Entre l’amont médiéval et l’aval contemporain, ne risque-t-on pas d’oublier le Chambord bien réel, cette prodigieuse structure de pierre parmi les arbres et les eaux dont le domaine se veut comme « une métonymie de la France en paradis » ? Certes non ! Le coeur de l’exposition vise bel et bien à faire comprendre l’évolution d’un projet architectural dont la documentation se révèle paradoxalement lacunaire, à la mesure même de la fascination qu’il exerce. De passionnants croquis d’architecture de Léonard, dont trois feuilles originales prêtées par l’Ambrosienne de Milan, posent la question qui ne pouvait être évitée en cette année 2019 où Vinci est partout : le « génie universel », mort quatre mois avant l’ouverture du chantier, peut-il être rangé parmi ses inspirateurs ? Les grands projets royaux pour Romorantin ont-ils à voir, et quoi, avec le quadrilatère de Chambord ? On continuera longtemps à gloser là-dessus, avec d’autant plus de passion qu’il est impossible de trancher.
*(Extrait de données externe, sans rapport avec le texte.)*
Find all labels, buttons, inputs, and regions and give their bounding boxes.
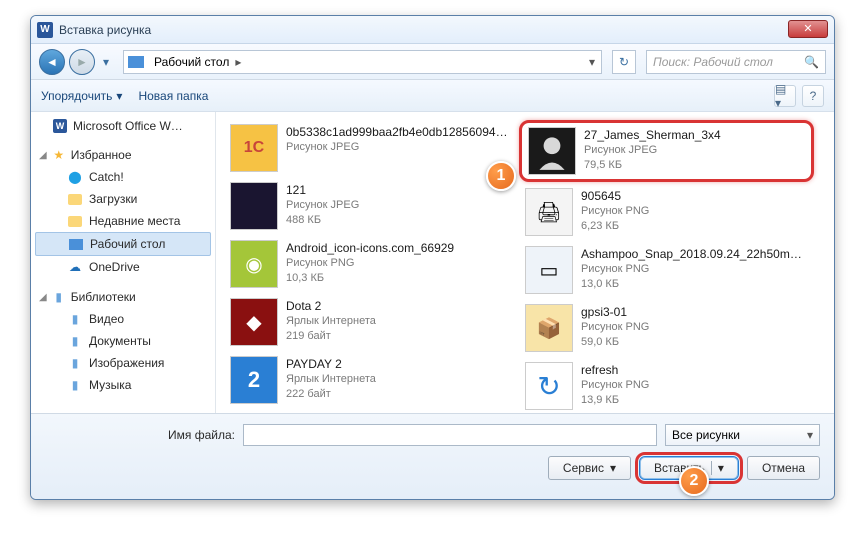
file-list[interactable]: 1C 0b5338c1ad999baa2fb4e0db12856094_2015… <box>216 112 834 442</box>
music-icon: ▮ <box>67 377 83 393</box>
chevron-right-icon[interactable]: ▸ <box>233 55 243 69</box>
file-item[interactable]: 121 Рисунок JPEG 488 КБ <box>224 178 519 234</box>
toolbar: Упорядочить ▾ Новая папка ▤ ▾ ? <box>31 80 834 112</box>
address-dropdown-icon[interactable]: ▾ <box>587 55 597 69</box>
sidebar-item-documents[interactable]: ▮ Документы <box>31 330 215 352</box>
file-thumbnail <box>230 182 278 230</box>
sidebar-item-desktop[interactable]: Рабочий стол <box>35 232 211 256</box>
chevron-down-icon: ▾ <box>116 89 122 103</box>
file-type-filter[interactable]: Все рисунки ▾ <box>665 424 820 446</box>
file-thumbnail: ◉ <box>230 240 278 288</box>
word-icon: W <box>53 119 67 133</box>
file-item[interactable]: ↻ refresh Рисунок PNG 13,9 КБ <box>519 358 814 414</box>
search-icon: 🔍 <box>804 55 819 69</box>
sidebar-item-video[interactable]: ▮ Видео <box>31 308 215 330</box>
footer: Имя файла: Все рисунки ▾ Сервис ▾ Встави… <box>31 413 834 499</box>
folder-icon <box>68 194 82 205</box>
forward-button[interactable]: ► <box>69 49 95 75</box>
file-item[interactable]: 2 PAYDAY 2 Ярлык Интернета 222 байт <box>224 352 519 408</box>
cancel-button[interactable]: Отмена <box>747 456 820 480</box>
chevron-down-icon: ▾ <box>807 428 813 442</box>
file-item[interactable]: ▭ Ashampoo_Snap_2018.09.24_22h50m43s_028… <box>519 242 814 298</box>
titlebar[interactable]: W Вставка рисунка ✕ <box>31 16 834 44</box>
address-bar[interactable]: Рабочий стол ▸ ▾ <box>123 50 602 74</box>
documents-icon: ▮ <box>67 333 83 349</box>
help-button[interactable]: ? <box>802 85 824 107</box>
sidebar-favorites-header[interactable]: ◢ ★ Избранное <box>31 144 215 166</box>
word-icon: W <box>37 22 53 38</box>
sidebar-item-office[interactable]: W Microsoft Office W… <box>31 116 215 136</box>
file-thumbnail: 2 <box>230 356 278 404</box>
star-icon: ★ <box>51 147 67 163</box>
close-button[interactable]: ✕ <box>788 20 828 38</box>
images-icon: ▮ <box>67 355 83 371</box>
folder-icon <box>68 216 82 227</box>
file-thumbnail: ↻ <box>525 362 573 410</box>
annotation-badge-2: 2 <box>679 466 709 496</box>
collapse-icon[interactable]: ◢ <box>39 292 47 303</box>
library-icon: ▮ <box>51 289 67 305</box>
file-item[interactable]: 🖨 905645 Рисунок PNG 6,23 КБ <box>519 184 814 240</box>
sidebar-libraries-header[interactable]: ◢ ▮ Библиотеки <box>31 286 215 308</box>
tools-button[interactable]: Сервис ▾ <box>548 456 631 480</box>
collapse-icon[interactable]: ◢ <box>39 150 47 161</box>
file-item-selected[interactable]: 27_James_Sherman_3x4 Рисунок JPEG 79,5 К… <box>519 120 814 182</box>
cloud-icon: ☁ <box>67 259 83 275</box>
sidebar-item-recent[interactable]: Недавние места <box>31 210 215 232</box>
video-icon: ▮ <box>67 311 83 327</box>
chevron-down-icon[interactable]: ▾ <box>711 461 724 475</box>
sidebar-item-music[interactable]: ▮ Музыка <box>31 374 215 396</box>
sidebar-item-images[interactable]: ▮ Изображения <box>31 352 215 374</box>
organize-button[interactable]: Упорядочить ▾ <box>41 89 122 103</box>
sidebar-item-onedrive[interactable]: ☁ OneDrive <box>31 256 215 278</box>
catch-icon: ⬤ <box>67 169 83 185</box>
insert-picture-dialog: W Вставка рисунка ✕ ◄ ► ▾ Рабочий стол ▸… <box>30 15 835 500</box>
file-thumbnail: 🖨 <box>525 188 573 236</box>
file-item[interactable]: ◆ Dota 2 Ярлык Интернета 219 байт <box>224 294 519 350</box>
search-input[interactable]: Поиск: Рабочий стол 🔍 <box>646 50 826 74</box>
chevron-down-icon: ▾ <box>610 461 616 475</box>
view-options-button[interactable]: ▤ ▾ <box>774 85 796 107</box>
nav-bar: ◄ ► ▾ Рабочий стол ▸ ▾ ↻ Поиск: Рабочий … <box>31 44 834 80</box>
file-item[interactable]: 📦 gpsi3-01 Рисунок PNG 59,0 КБ <box>519 300 814 356</box>
file-item[interactable]: ◉ Android_icon-icons.com_66929 Рисунок P… <box>224 236 519 292</box>
sidebar: W Microsoft Office W… ◢ ★ Избранное ⬤ Ca… <box>31 112 216 442</box>
filename-input[interactable] <box>243 424 657 446</box>
file-thumbnail: ◆ <box>230 298 278 346</box>
search-placeholder: Поиск: Рабочий стол <box>653 55 773 69</box>
file-item[interactable]: 1C 0b5338c1ad999baa2fb4e0db12856094_2015… <box>224 120 519 176</box>
desktop-icon <box>69 239 83 250</box>
file-thumbnail <box>528 127 576 175</box>
annotation-badge-1: 1 <box>486 161 516 191</box>
file-thumbnail: 📦 <box>525 304 573 352</box>
sidebar-item-catch[interactable]: ⬤ Catch! <box>31 166 215 188</box>
sidebar-item-downloads[interactable]: Загрузки <box>31 188 215 210</box>
nav-history-dropdown[interactable]: ▾ <box>99 49 113 75</box>
window-title: Вставка рисунка <box>59 23 151 37</box>
refresh-button[interactable]: ↻ <box>612 50 636 74</box>
breadcrumb[interactable]: Рабочий стол <box>150 55 233 69</box>
file-thumbnail: 1C <box>230 124 278 172</box>
back-button[interactable]: ◄ <box>39 49 65 75</box>
new-folder-button[interactable]: Новая папка <box>138 89 208 103</box>
filename-label: Имя файла: <box>45 428 235 442</box>
file-thumbnail: ▭ <box>525 246 573 294</box>
desktop-icon <box>128 56 144 68</box>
Le plan apparemment simple, en fait extrêmement subtil, du château de François Ier se situe entre tradition française (Saumur, Vincennes) et nouveautés d’outre-monts – la grande inspiration, porteuse de l’idée fondamentale de la structure en croix grecque, n’étant pas ici celle d’un palais mais d’une église, le nouveau Saint-Pierre de Rome, dont les travaux commencent quelques années avant Chambord. Le parti a certainement changé à plusieurs reprises, comme le montre par exemple un relevé de Félibien évoquant un escalier droit non centré. Les investigations archéologiques ont déjà éclairé certains aspects techniques de la construction, tandis que la documentation graphique doit être maniée avec prudence, prompts que sont les théoriciens comme Androuet du Cerceau à « rectifier » l’énigmatique Chambord…
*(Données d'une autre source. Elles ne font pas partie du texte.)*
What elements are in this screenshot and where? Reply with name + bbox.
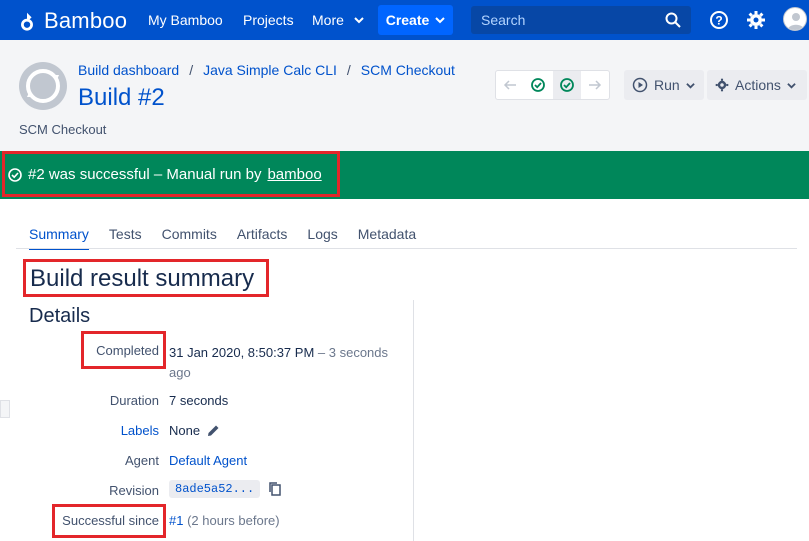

On l’aura compris, la séduction de « L’utopie en oeuvre » repose sur un permanent jeu d’échelles, entre l’Europe de More, Vinci et Charles-Quint et la Sologne, entre le temps très long de la quête et le temps relativement court de la réalisation, entre hier et demain. En se perdant un peu entre cabinets, loggias et miroirs, le visiteur passe à Chambord un moment aussi savant que ludique. Lorsqu’il quitte le château en se retournant cent fois pour en goûter encore l’image presque onirique, il a la satisfaction d’avoir mieux compris un monument unique sans lui avoir enlevé son aura de mystère. 

 Chambord 1519-2019 : l’utopie à l’oeuvre – Domaine national de Chambord – jusqu’au 1er septembre.